第12回 抜歯や手術前のクリーニングは何のため?
抜歯やお口の中の手術を受けることになったら不安ですよね。特に、抜歯後や手術後はできるだけ苦痛を少なくしたいものです。
実は、そのために術前のクリーニングはとても大切なんです。
今回は、当院で必ず行っている、抜歯や術前のクリーニングの重要性をご説明します。
1. 細菌感染予防
お口の中に歯垢や歯石が残っているまま手術を受けると、傷への細菌感染リスクが高まります。抜歯や手術直前にクリーニングを受けることでお口の中の細菌を減らし感染リスクを減らすことができます。
2. 術後の回復の促進
手術前に口腔内が清潔であると、組織の治癒がスムーズに進行します。感染が少ない環境では、体の免疫反応が適切に機能し、組織の修復が迅速に行われるため、結果的に手術の成功率が上がります。
3. 抜歯後の合併症の軽減
抜歯後に起こり得る合併症(例えば、ドライソケットや膿瘍)のリスクを低減するためにも、事前のクリーニングが有効です。
※ ドライソケット
抜歯後に発生する痛みを伴う合併症で、通常、血餅(血の塊)が抜歯後の歯の穴を覆って保護する役割を果たします。
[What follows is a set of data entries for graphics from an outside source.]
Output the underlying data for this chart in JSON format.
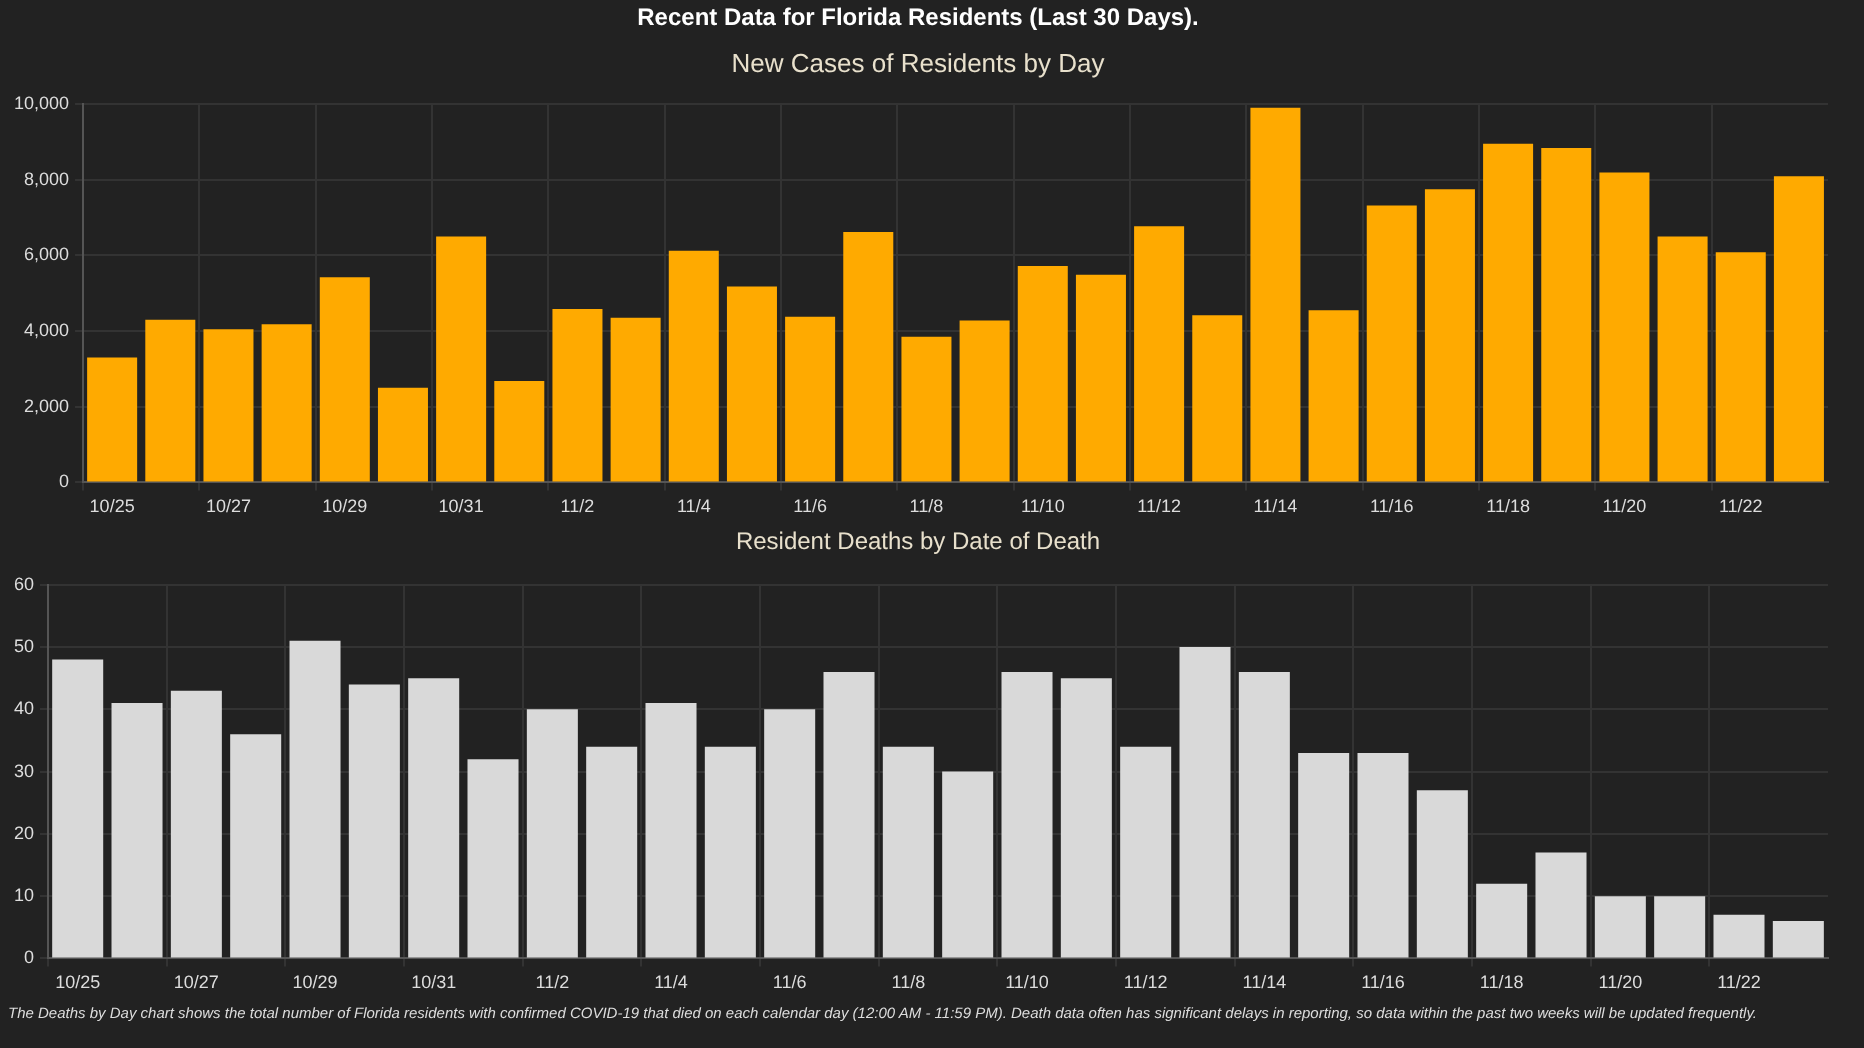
{
  "chart_data": [
    {
      "type": "bar",
      "title": "Recent Data for Florida Residents (Last 30 Days).",
      "subtitle": "New Cases of Residents by Day",
      "categories": [
        "10/25",
        null,
        "10/27",
        null,
        "10/29",
        null,
        "10/31",
        null,
        "11/2",
        null,
        "11/4",
        null,
        "11/6",
        null,
        "11/8",
        null,
        "11/10",
        null,
        "11/12",
        null,
        "11/14",
        null,
        "11/16",
        null,
        "11/18",
        null,
        "11/20",
        null,
        "11/22",
        null
      ],
      "values": [
        3300,
        4300,
        4050,
        4180,
        5420,
        2500,
        6500,
        2680,
        4580,
        4350,
        6120,
        5180,
        4380,
        6620,
        3850,
        4280,
        5720,
        5490,
        6770,
        4420,
        9900,
        4550,
        7320,
        7750,
        8950,
        8840,
        8190,
        6500,
        6080,
        8090
      ],
      "color": "#ffaa00",
      "ylim": [
        0,
        10000
      ],
      "yticks": [
        0,
        {
          "value": 2000,
          "label": "2,000"
        },
        {
          "value": 4000,
          "label": "4,000"
        },
        {
          "value": 6000,
          "label": "6,000"
        },
        {
          "value": 8000,
          "label": "8,000"
        },
        {
          "value": 10000,
          "label": "10,000"
        }
      ],
      "grid": true
    },
    {
      "type": "bar",
      "title": "Resident Deaths by Date of Death",
      "categories": [
        "10/25",
        null,
        "10/27",
        null,
        "10/29",
        null,
        "10/31",
        null,
        "11/2",
        null,
        "11/4",
        null,
        "11/6",
        null,
        "11/8",
        null,
        "11/10",
        null,
        "11/12",
        null,
        "11/14",
        null,
        "11/16",
        null,
        "11/18",
        null,
        "11/20",
        null,
        "11/22",
        null
      ],
      "values": [
        48,
        41,
        43,
        36,
        51,
        44,
        45,
        32,
        40,
        34,
        41,
        34,
        40,
        46,
        34,
        30,
        46,
        45,
        34,
        50,
        46,
        33,
        33,
        27,
        12,
        17,
        10,
        10,
        7,
        6
      ],
      "color": "#d9d9d9",
      "ylim": [
        0,
        60
      ],
      "yticks": [
        0,
        10,
        20,
        30,
        40,
        50,
        60
      ],
      "grid": true,
      "annotations": [
        "The Deaths by Day chart shows the total number of Florida residents with confirmed COVID-19 that died on each calendar day (12:00 AM - 11:59 PM). Death data often has significant delays in reporting, so data within the past two weeks will be updated frequently."
      ]
    }
  ]
}
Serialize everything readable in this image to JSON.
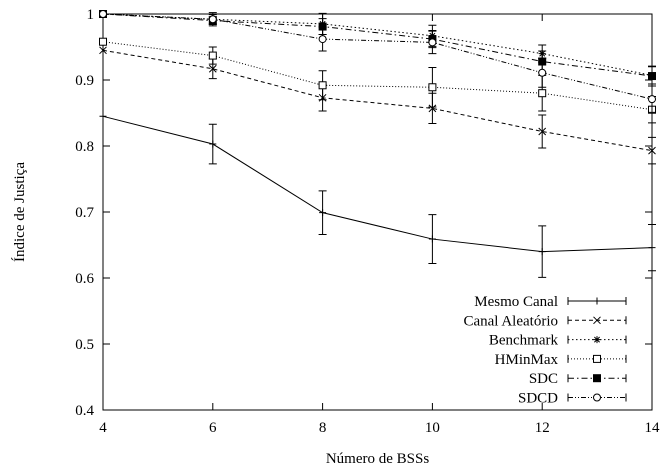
{
  "chart_data": {
    "type": "line",
    "title": "",
    "xlabel": "Número de BSSs",
    "ylabel": "Índice de Justiça",
    "x": [
      4,
      6,
      8,
      10,
      12,
      14
    ],
    "xlim": [
      4,
      14
    ],
    "ylim": [
      0.4,
      1.0
    ],
    "xticks": [
      4,
      6,
      8,
      10,
      12,
      14
    ],
    "yticks": [
      0.4,
      0.5,
      0.6,
      0.7,
      0.8,
      0.9,
      1
    ],
    "grid": false,
    "legend_position": "bottom-right",
    "series": [
      {
        "name": "Mesmo Canal",
        "marker": "plus",
        "dash": "solid",
        "values": [
          0.845,
          0.803,
          0.699,
          0.659,
          0.64,
          0.646
        ],
        "errors": [
          0.0,
          0.03,
          0.033,
          0.037,
          0.039,
          0.035
        ]
      },
      {
        "name": "Canal Aleatório",
        "marker": "x",
        "dash": "dashed",
        "values": [
          0.945,
          0.917,
          0.873,
          0.857,
          0.822,
          0.793
        ],
        "errors": [
          0.0,
          0.015,
          0.02,
          0.023,
          0.025,
          0.02
        ]
      },
      {
        "name": "Benchmark",
        "marker": "star",
        "dash": "dotted",
        "values": [
          1.0,
          0.992,
          0.985,
          0.967,
          0.94,
          0.907
        ],
        "errors": [
          0.0,
          0.01,
          0.016,
          0.016,
          0.013,
          0.013
        ]
      },
      {
        "name": "HMinMax",
        "marker": "open-square",
        "dash": "fine-dotted",
        "values": [
          0.958,
          0.937,
          0.892,
          0.889,
          0.88,
          0.855
        ],
        "errors": [
          0.0,
          0.013,
          0.022,
          0.03,
          0.027,
          0.02
        ]
      },
      {
        "name": "SDC",
        "marker": "filled-square",
        "dash": "dash-dot",
        "values": [
          1.0,
          0.99,
          0.981,
          0.962,
          0.928,
          0.906
        ],
        "errors": [
          0.0,
          0.006,
          0.012,
          0.013,
          0.016,
          0.015
        ]
      },
      {
        "name": "SDCD",
        "marker": "open-circle",
        "dash": "dash-dot-dot",
        "values": [
          1.0,
          0.992,
          0.962,
          0.957,
          0.911,
          0.871
        ],
        "errors": [
          0.0,
          0.007,
          0.018,
          0.017,
          0.022,
          0.02
        ]
      }
    ]
  }
}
しかし、汚れや細菌が口腔内に残っていると、その血餅がうまく形成されなかったり、早期に分解されたりすることがあります。これにより、骨が露出してひりひりした強い痛みがしばらく続く病状です。
4.術後も大切
当院では、術前は必ず汚れを歯垢染色液で染め出してしっかりクリーニングをするようにしております。その後、お口の中と外を薬剤で消毒したうえで、手術が始まります(詳しくは→「当院の3つのこだわり」「院内感染予防」)
ただし、せっかくきれいな状態で抜歯や手術をしても、術後のお口の中の衛生状態や生活態度が悪いと、細菌感染や組織の治癒が遅れたりします。術後の過ごし方も詳しくご説明しておりますので、少しでも苦痛少なく回復するためにも、ぜひ術後の注意事項を守ってくださいね。